My grandfather was a station agent for the CB&Q, and that’s the road that served my hometown of Scottsbluff, Neb., but just across the river in Gering was the Union Pacific Depot - which still stands today, used as a museum as I recall. Neither of them was on the main line so, if you were taking a trip of any distance, you had to go “somewhere” and transfer.
A great-uncle of mine worked for the Union Pacific in some capacity involving railway mail - for some reason I never did ask any details. I always thought he actually worked in a railway mail car, but I think he was probably in a building near the Omaha Union Station (which also still stands), and probably in some managerial position. There is a vacant building across the street to the southwest of Union Station (if I have my directions straight), and I wonder if that might have been where the railway mail was handled.
We visited the Omaha station in 2007, but got there too late for a tour. The last time I was there was in the 1950s. I also recall my great-uncle taking me to a downtown Omaha Union Pacific building that had at least a small display of historical railroad items, if not a full-blown museum.
My parents both worked at the Scottsbluff Post Office and a man from there would make two trips a day to Gering, transporting mail to and from the depot. It was illegal for him to carry passengers, but I would often ride with him in his pickup truck. I’d take the train from Gering to Lyman, Neb., to spend time at a relative’s farm. When it was time to come back, I’d either call or send a postcard (1-cent) and they would let the mail carrier know I needed a ride back to Scottsbluff. This was in the 1940s, and I was probably age 8-12 or so.
The train wasn’t exactly a “streamliner” - it almost always included at least one cattle car along with one or two passenger cars. I can still remember so well the slow pace, the click of the wheels on the rails, and the gentle swaying back and forth.

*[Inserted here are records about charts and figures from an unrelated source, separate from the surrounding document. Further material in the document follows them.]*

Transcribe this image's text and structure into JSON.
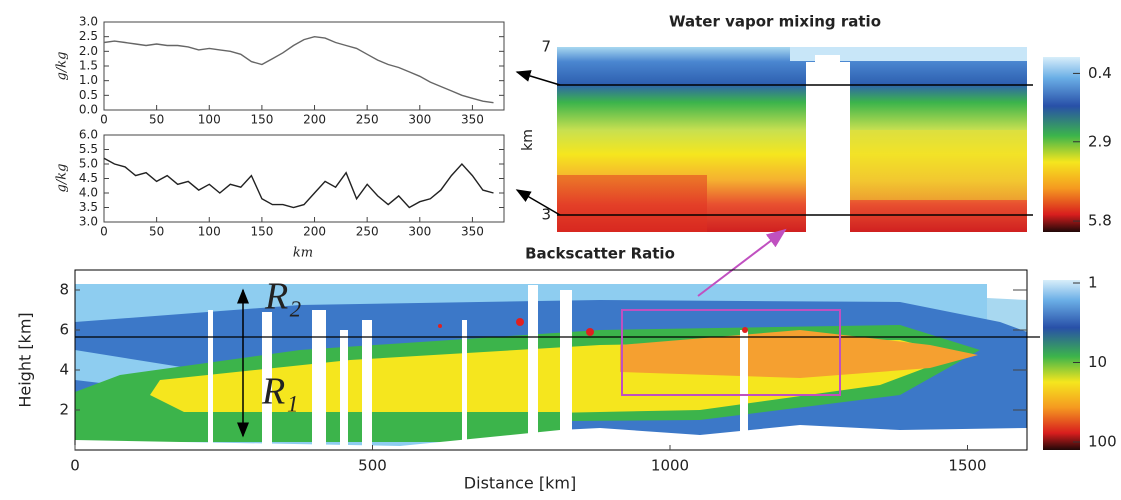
{
  "chart_data": [
    {
      "type": "line",
      "ylabel": "g/kg",
      "xlim": [
        0,
        380
      ],
      "ylim": [
        0,
        3
      ],
      "xticks": [
        0,
        50,
        100,
        150,
        200,
        250,
        300,
        350
      ],
      "yticks": [
        {
          "value": 0,
          "label": "0.0"
        },
        0.5,
        {
          "value": 1,
          "label": "1.0"
        },
        1.5,
        {
          "value": 2,
          "label": "2.0"
        },
        2.5,
        {
          "value": 3,
          "label": "3.0"
        }
      ],
      "x": [
        0,
        10,
        20,
        30,
        40,
        50,
        60,
        70,
        80,
        90,
        100,
        110,
        120,
        130,
        140,
        150,
        160,
        170,
        180,
        190,
        200,
        210,
        220,
        230,
        240,
        250,
        260,
        270,
        280,
        290,
        300,
        310,
        320,
        330,
        340,
        350,
        360,
        370
      ],
      "series": [
        {
          "color": "#666666",
          "values": [
            2.3,
            2.35,
            2.3,
            2.25,
            2.2,
            2.25,
            2.2,
            2.2,
            2.15,
            2.05,
            2.1,
            2.05,
            2.0,
            1.9,
            1.65,
            1.55,
            1.75,
            1.95,
            2.2,
            2.4,
            2.5,
            2.45,
            2.3,
            2.2,
            2.1,
            1.9,
            1.7,
            1.55,
            1.45,
            1.3,
            1.15,
            0.95,
            0.8,
            0.65,
            0.5,
            0.4,
            0.3,
            0.25
          ]
        }
      ]
    },
    {
      "type": "line",
      "ylabel": "g/kg",
      "xlabel": "km",
      "xlim": [
        0,
        380
      ],
      "ylim": [
        3,
        6
      ],
      "xticks": [
        0,
        50,
        100,
        150,
        200,
        250,
        300,
        350
      ],
      "yticks": [
        {
          "value": 3,
          "label": "3.0"
        },
        3.5,
        {
          "value": 4,
          "label": "4.0"
        },
        4.5,
        {
          "value": 5,
          "label": "5.0"
        },
        5.5,
        {
          "value": 6,
          "label": "6.0"
        }
      ],
      "x": [
        0,
        10,
        20,
        30,
        40,
        50,
        60,
        70,
        80,
        90,
        100,
        110,
        120,
        130,
        140,
        150,
        160,
        170,
        180,
        190,
        200,
        210,
        220,
        230,
        240,
        250,
        260,
        270,
        280,
        290,
        300,
        310,
        320,
        330,
        340,
        350,
        360,
        370
      ],
      "series": [
        {
          "color": "#222222",
          "values": [
            5.2,
            5.0,
            4.9,
            4.6,
            4.7,
            4.4,
            4.6,
            4.3,
            4.4,
            4.1,
            4.3,
            4.0,
            4.3,
            4.2,
            4.6,
            3.8,
            3.6,
            3.6,
            3.5,
            3.6,
            4.0,
            4.4,
            4.2,
            4.7,
            3.8,
            4.3,
            3.9,
            3.6,
            3.9,
            3.5,
            3.7,
            3.8,
            4.1,
            4.6,
            5.0,
            4.6,
            4.1,
            4.0
          ]
        }
      ]
    },
    {
      "type": "heatmap",
      "title": "Water vapor mixing ratio",
      "ylabel": "km",
      "ylim": [
        2.6,
        7
      ],
      "yticks": [
        3,
        7
      ],
      "colorbar": {
        "lim": [
          -0.2,
          6.2
        ],
        "ticks": [
          0.4,
          2.9,
          5.8
        ]
      }
    },
    {
      "type": "heatmap",
      "title": "Backscatter Ratio",
      "xlabel": "Distance [km]",
      "ylabel": "Height [km]",
      "xlim": [
        0,
        1600
      ],
      "ylim": [
        0,
        9
      ],
      "xticks": [
        0,
        500,
        1000,
        1500
      ],
      "yticks": [
        2,
        4,
        6,
        8
      ],
      "annotations": [
        "R₂",
        "R₁"
      ],
      "colorbar": {
        "lim": [
          1,
          100
        ],
        "log": true,
        "ticks": [
          1,
          10,
          100
        ]
      }
    }
  ]
}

I never did know how far east or west the train went, or what happened when it got to the end of its journey. There must have been a roundhouse or something which allowed it to make the return trip. It was such a pleasure to ride a train, also inexpensive and convenient, and I’ve always loved them. What a shame they no longer exist as they did then - especially those with coal-burning steam engines. I never have warmed up to diesels!